C. Murphy Archibald, who worked on the Blount campaign, said that in the fall of 1972, Bush frequently was late for work on the Alabama campaign and often bragged about how much he drank the night before.
(USA Today)

So Bush was AWOL from his military duty AND on top of that couldn't manage to show up on time for his campaign job, too hung over to even do that! Yes, this our current president!

And this:

In one of the most damaging attacks, Ben Barnes, the former lieutenant governor of Texas, said he had helped Mr Bush dodge the Vietnam draft by securing him a sought-after place in the Texas air national guard.

"I would describe it as preferential treatment. There were hundreds of names on the list of people wanting to get into the air national guard or the army national guard."

Yesterday, a group calling itself Texans for Truth - an echo of the Swift Boat Veterans for Truth, who have questioned Mr Kerry's service - aired a 30-second advertisement claiming that Mr Bush did not show up for service in the Alabama air national guard after his transfer from Killian's unit.

In the advert, retired Lt Col Robert Mintz said he could not remember Mr Bush serving in his unit, the 187th air national guard in Montgomery, Alabama.

"I called my friends and said: 'Did you know that George Bush served in our unit?'. Everyone said: 'No, I never saw him there.' It would be impossible to be unseen in a unit of that size," he says in the ad.
(Guardian Unlimited)

Robert Kuttner summed it up in yesterday's Boston Globe:

Based on the issues, it's astonishing that Kerry is running slightly behind Bush.

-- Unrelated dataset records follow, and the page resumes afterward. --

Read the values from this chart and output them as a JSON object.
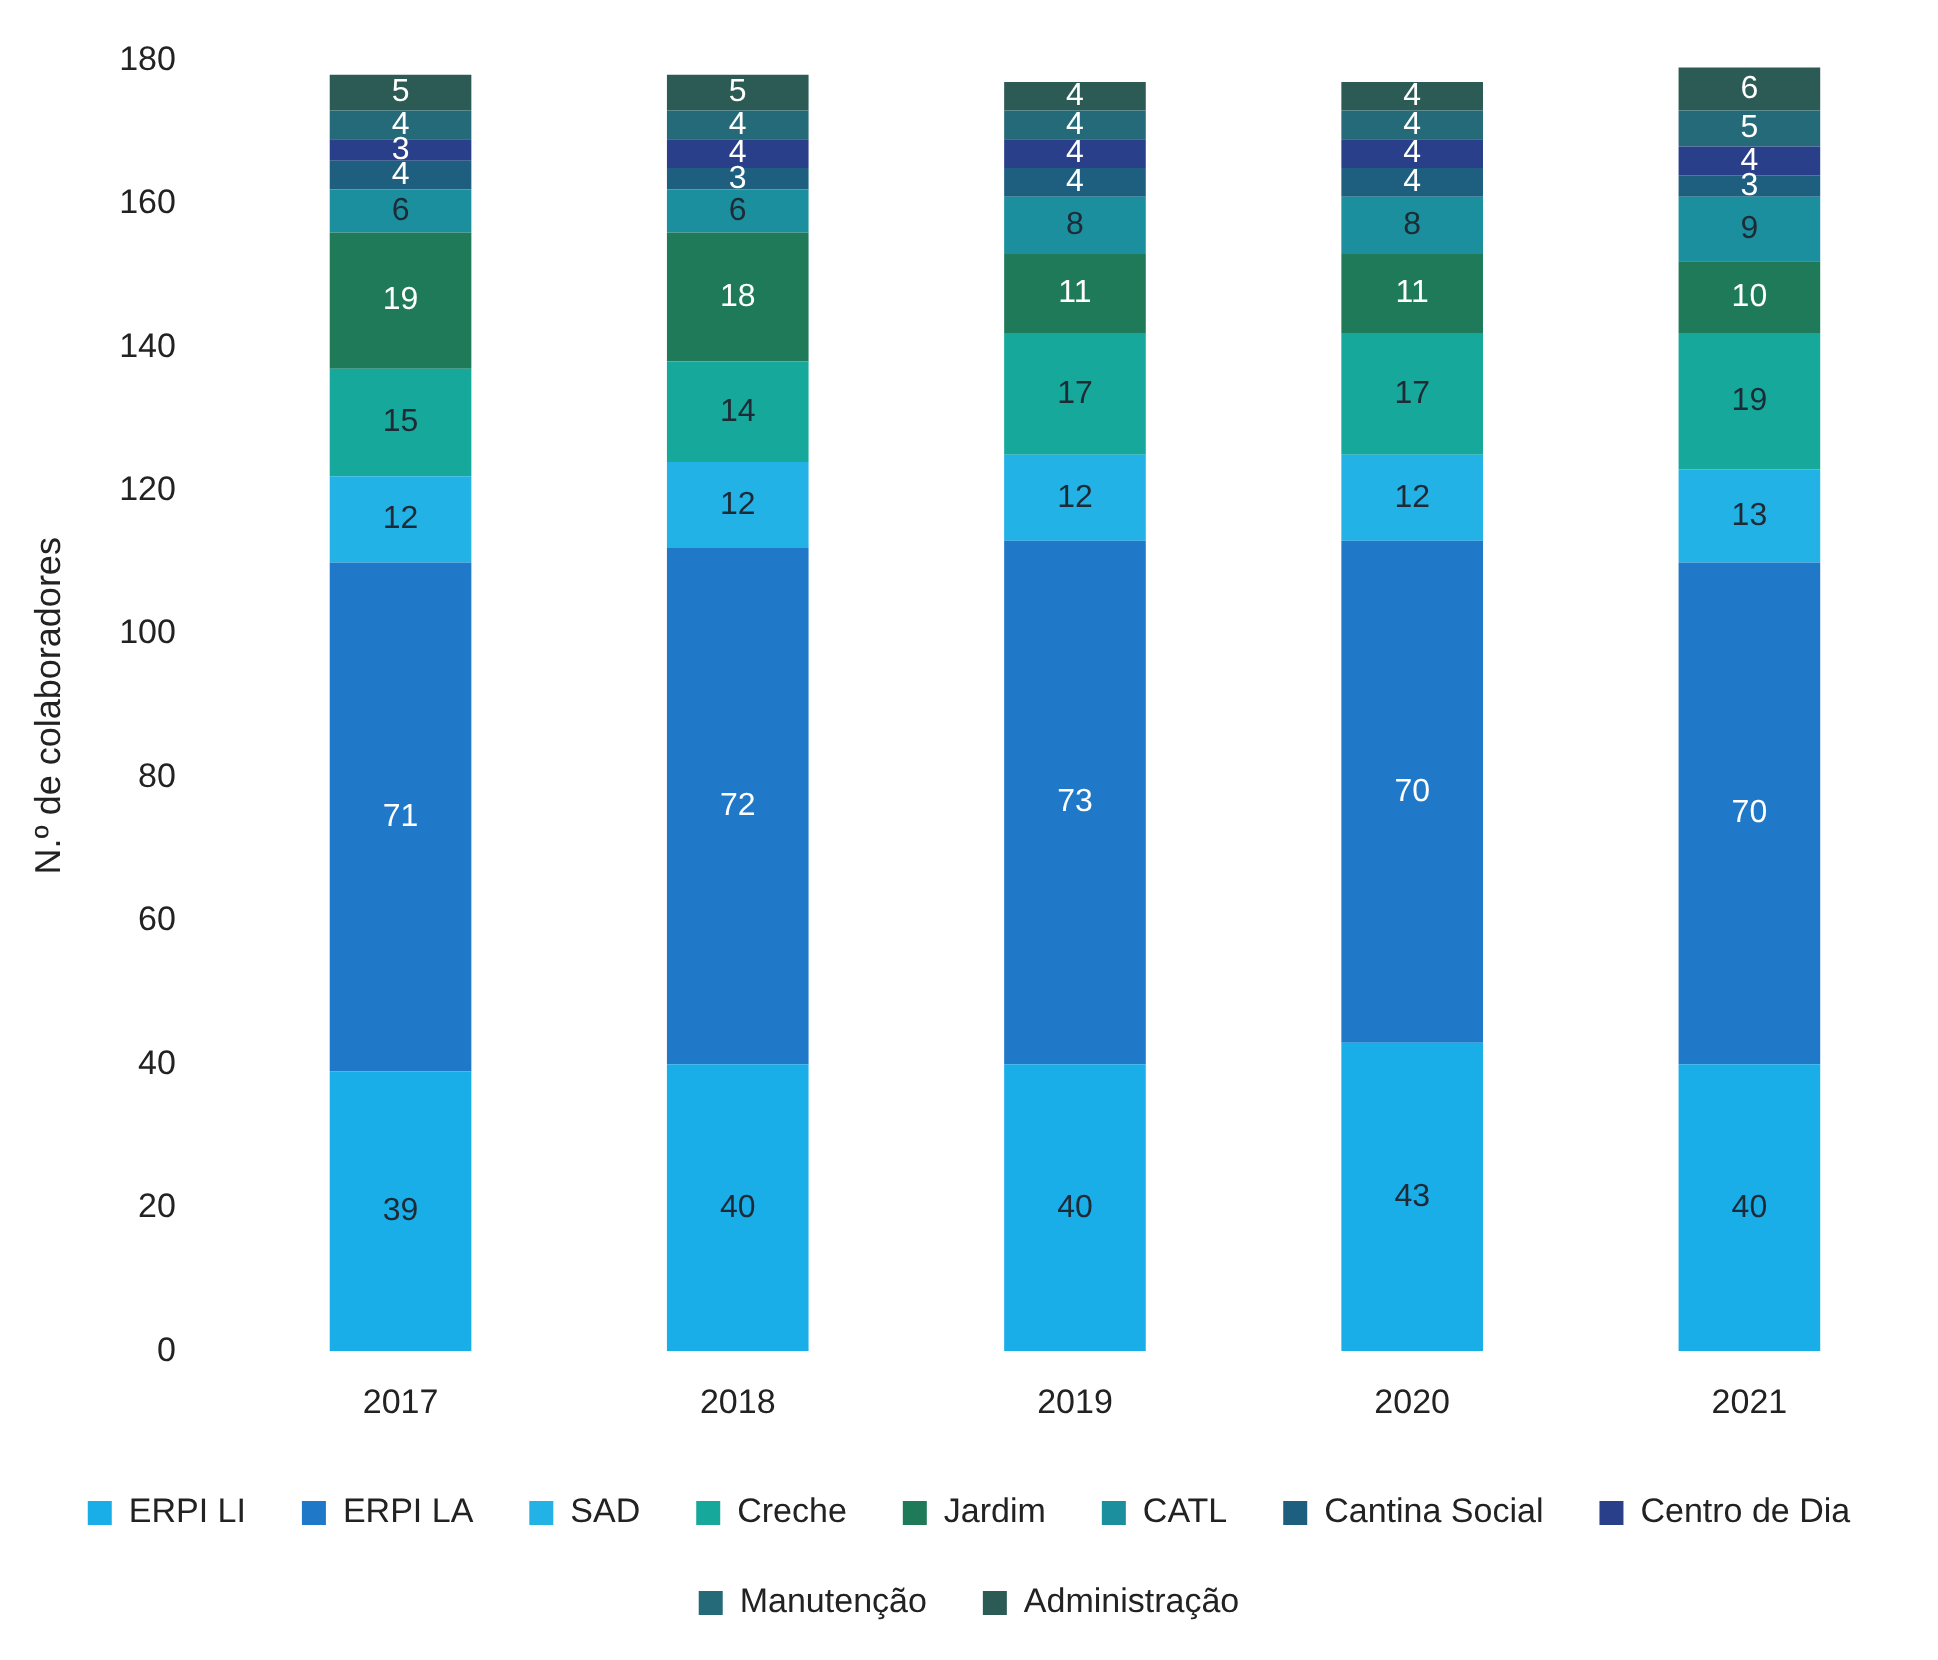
{
  "chart_data": {
    "type": "bar",
    "stacked": true,
    "ylabel": "N.º de colaboradores",
    "categories": [
      "2017",
      "2018",
      "2019",
      "2020",
      "2021"
    ],
    "ylim": [
      0,
      180
    ],
    "yticks": [
      0,
      20,
      40,
      60,
      80,
      100,
      120,
      140,
      160,
      180
    ],
    "grid": false,
    "legend": "bottom",
    "data_labels": true,
    "series": [
      {
        "name": "ERPI LI",
        "color": "#1aaee8",
        "values": [
          39,
          40,
          40,
          43,
          40
        ]
      },
      {
        "name": "ERPI LA",
        "color": "#1f78c8",
        "values": [
          71,
          72,
          73,
          70,
          70
        ]
      },
      {
        "name": "SAD",
        "color": "#22b2e6",
        "values": [
          12,
          12,
          12,
          12,
          13
        ]
      },
      {
        "name": "Creche",
        "color": "#16a89a",
        "values": [
          15,
          14,
          17,
          17,
          19
        ]
      },
      {
        "name": "Jardim",
        "color": "#1f7a5a",
        "values": [
          19,
          18,
          11,
          11,
          10
        ]
      },
      {
        "name": "CATL",
        "color": "#1b8f9e",
        "values": [
          6,
          6,
          8,
          8,
          9
        ]
      },
      {
        "name": "Cantina Social",
        "color": "#1e5f80",
        "values": [
          4,
          3,
          4,
          4,
          3
        ]
      },
      {
        "name": "Centro de Dia",
        "color": "#2a3f8a",
        "values": [
          3,
          4,
          4,
          4,
          4
        ]
      },
      {
        "name": "Manutenção",
        "color": "#246a78",
        "values": [
          4,
          4,
          4,
          4,
          5
        ]
      },
      {
        "name": "Administração",
        "color": "#2c5a55",
        "values": [
          5,
          5,
          4,
          4,
          6
        ]
      }
    ]
  }
}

The Iraq war is an unpopular fiasco, the economy is not delivering for regular people, and Bush's repeat deceptions are far more disqualifying than Kerry's much-exaggerated flip-flops. As actor John Lovitz, playing a sinking Michael Dukakis listening to Bush the First blither through scripted remarks, memorably said on Saturday Night Live in 1988, "I can't believe I'm losing to this guy."